The 'Atomic Claim' Protocol I instruct the extractor to only output Atomic Claims—single, verifiable statements that cannot be broken down further.

• Bad Claim: 'The book was a 1884 first edition in good condition.' (Too many variables).
• Atomic Claims: 1. 'Pub Date is 1884.' 2. 'Edition is First.' 3. 'Condition is Good.'

This makes the 'Fact vs. Style' comparison a 1:1 binary match, which is much easier for a downstream Judge to score consistently.

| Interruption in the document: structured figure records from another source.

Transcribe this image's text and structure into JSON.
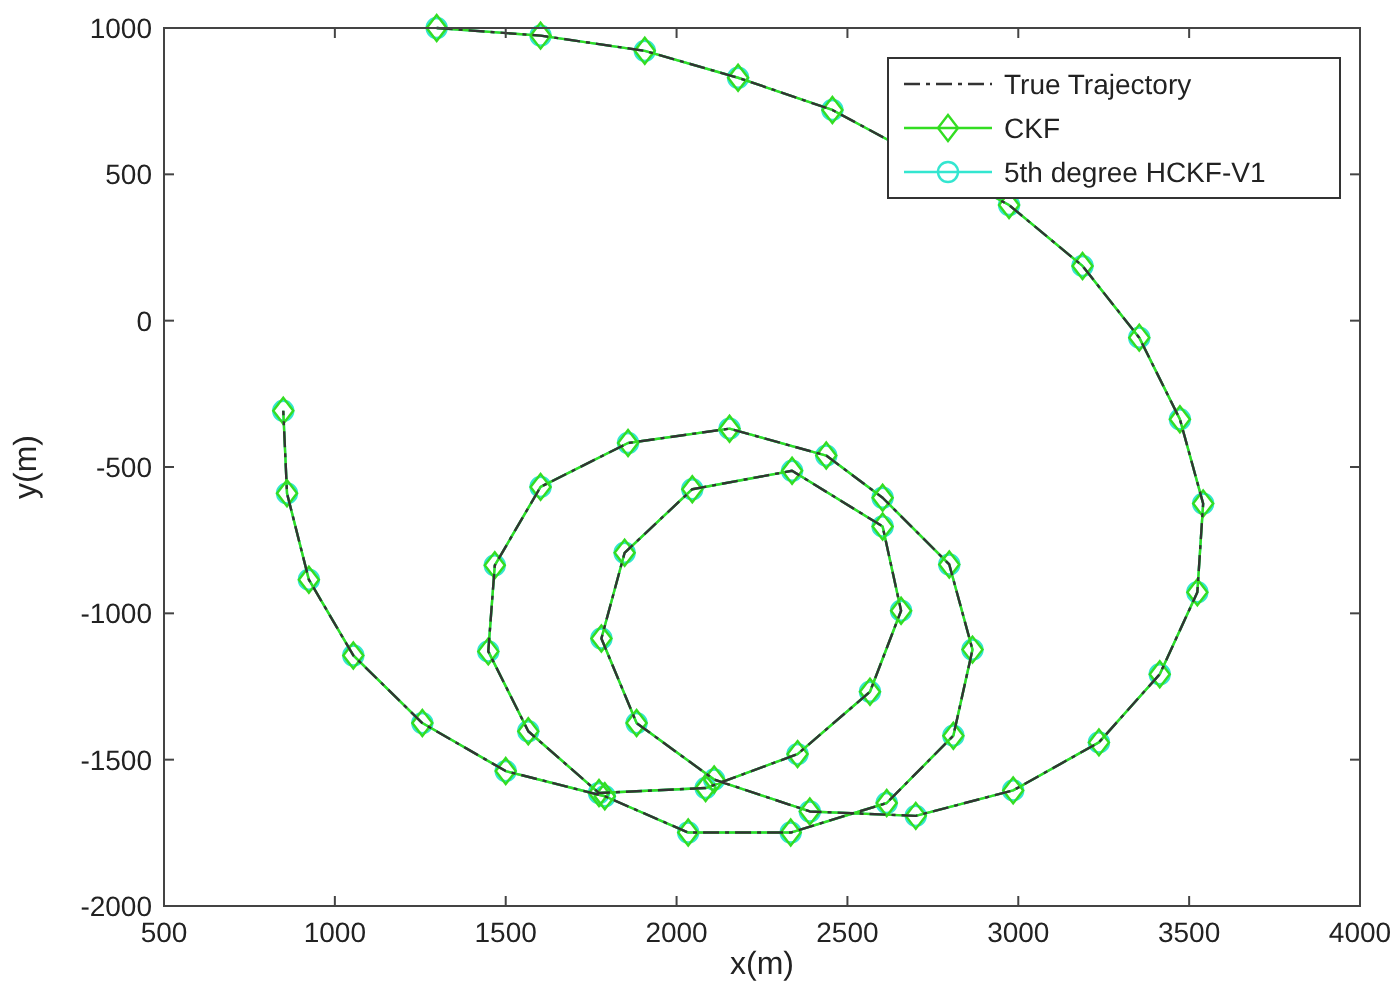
{
  "chart_data": {
    "type": "line",
    "xlabel": "x(m)",
    "ylabel": "y(m)",
    "xlim": [
      500,
      4000
    ],
    "ylim": [
      -2000,
      1000
    ],
    "xticks": [
      500,
      1000,
      1500,
      2000,
      2500,
      3000,
      3500,
      4000
    ],
    "yticks": [
      -2000,
      -1500,
      -1000,
      -500,
      0,
      500,
      1000
    ],
    "grid": false,
    "legend": "top right",
    "x": [
      1298,
      1602,
      1907,
      2180,
      2456,
      2973,
      3188,
      3354,
      3473,
      3541,
      3524,
      3414,
      3236,
      2985,
      2700,
      2390,
      2110,
      1883,
      1780,
      1848,
      2046,
      2338,
      2603,
      2657,
      2566,
      2354,
      2085,
      1773,
      1566,
      1449,
      1468,
      1602,
      1858,
      2155,
      2438,
      2603,
      2798,
      2866,
      2810,
      2615,
      2334,
      2034,
      1790,
      1500,
      1256,
      1054,
      924,
      860,
      849
    ],
    "series": [
      {
        "name": "True Trajectory",
        "color": "#333333",
        "line_style": "dashed",
        "marker": "none",
        "values": [
          1000,
          974,
          922,
          830,
          720,
          395,
          187,
          -58,
          -337,
          -625,
          -928,
          -1208,
          -1441,
          -1605,
          -1692,
          -1677,
          -1568,
          -1375,
          -1086,
          -793,
          -576,
          -513,
          -703,
          -991,
          -1268,
          -1481,
          -1597,
          -1614,
          -1403,
          -1130,
          -836,
          -568,
          -418,
          -369,
          -461,
          -605,
          -833,
          -1124,
          -1418,
          -1648,
          -1749,
          -1749,
          -1625,
          -1539,
          -1375,
          -1144,
          -885,
          -590,
          -308
        ]
      },
      {
        "name": "CKF",
        "color": "#33dd22",
        "line_style": "solid",
        "marker": "diamond",
        "values": [
          1000,
          974,
          922,
          830,
          720,
          395,
          187,
          -58,
          -337,
          -625,
          -928,
          -1208,
          -1441,
          -1605,
          -1692,
          -1677,
          -1568,
          -1375,
          -1086,
          -793,
          -576,
          -513,
          -703,
          -991,
          -1268,
          -1481,
          -1597,
          -1614,
          -1403,
          -1130,
          -836,
          -568,
          -418,
          -369,
          -461,
          -605,
          -833,
          -1124,
          -1418,
          -1648,
          -1749,
          -1749,
          -1625,
          -1539,
          -1375,
          -1144,
          -885,
          -590,
          -308
        ]
      },
      {
        "name": "5th degree HCKF-V1",
        "color": "#33e6d0",
        "line_style": "solid",
        "marker": "circle",
        "values": [
          1000,
          974,
          922,
          830,
          720,
          395,
          187,
          -58,
          -337,
          -625,
          -928,
          -1208,
          -1441,
          -1605,
          -1692,
          -1677,
          -1568,
          -1375,
          -1086,
          -793,
          -576,
          -513,
          -703,
          -991,
          -1268,
          -1481,
          -1597,
          -1614,
          -1403,
          -1130,
          -836,
          -568,
          -418,
          -369,
          -461,
          -605,
          -833,
          -1124,
          -1418,
          -1648,
          -1749,
          -1749,
          -1625,
          -1539,
          -1375,
          -1144,
          -885,
          -590,
          -308
        ]
      }
    ]
  }
}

Schema Enforcement (Pydantic/Zod)
I never let the extractor return raw text. I force it into a strict JSON schema where each claim must be categorized (e.g., Date, Identifier, Physical_Trait). By forcing the model to 'pigeonhole' its thoughts, you drastically reduce the chance of it getting 'creative' with how it phrases a claim.
The 'Decomposition' Sanity Check
For high-stakes audits, I actually run the extraction twice (sometimes with a smaller, faster model like Haiku or GPT-4o-mini) and have a simple logic gate check if the number of claims matches. If Model A finds 4 claims and Model B finds 7, the system flags it for 'Extraction Variance' before the Judge even gets involved.
Reference-Anchored Extraction
Instead of saying 'Extract claims,' I say 'Extract claims that relate to these specific keys in the Golden Dataset.' This anchors the model's 'attention' to only what matters for the audit, preventing it from wasting reasoning tokens on stylistic filler.

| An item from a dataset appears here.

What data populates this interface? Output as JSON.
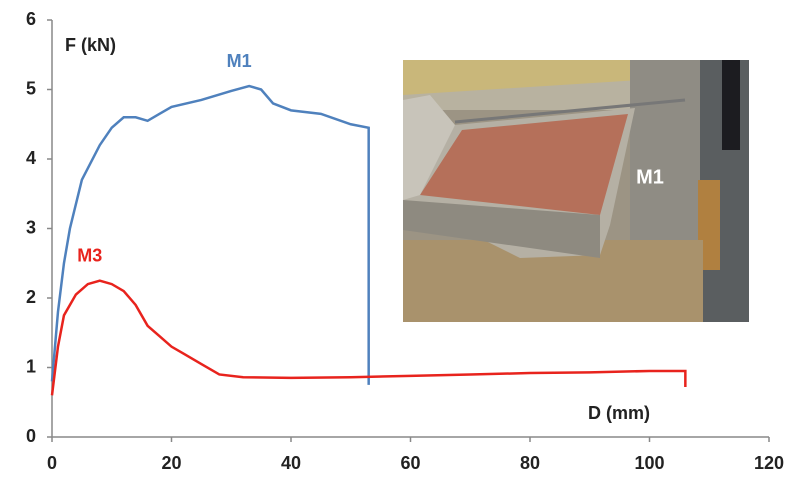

Ultimately, the goal is to move the extraction from a 'creative summary' to a 'data parsing' task. It’s definitely an extra layer of engineering, but for defensible agent reliability, that extra layer is the only thing that keeps the metrics honest!

Jill Mercer • Apr 17

ken, you're calling me out with the vibe-check comment — i usually just ship and pray. i’m still figuring it out in cursor, but keeping the context straight is getting harder as my apps grow. a judge agent feels like the right way to stop the guessing game when the vibes aren't enough. thanks for showing how to build the bridge between shipping fast and actually knowing it’s right.

Ken W Alger • Apr 17

That 'ship and pray' era was fun, but as the stakes get higher, the 'praying' part gets a lot more stressful. I think we're seeing a shift where the best developers won't be the ones who can code the fastest, but the ones who can build the best governance loops around what they ship.

Once the app grows, the 'context' isn't just a technical limit, it’s the integrity of the whole system. Glad the 'Judge' concept resonated with you. It’s definitely saved me from a few 'vibe-only' hallucinations.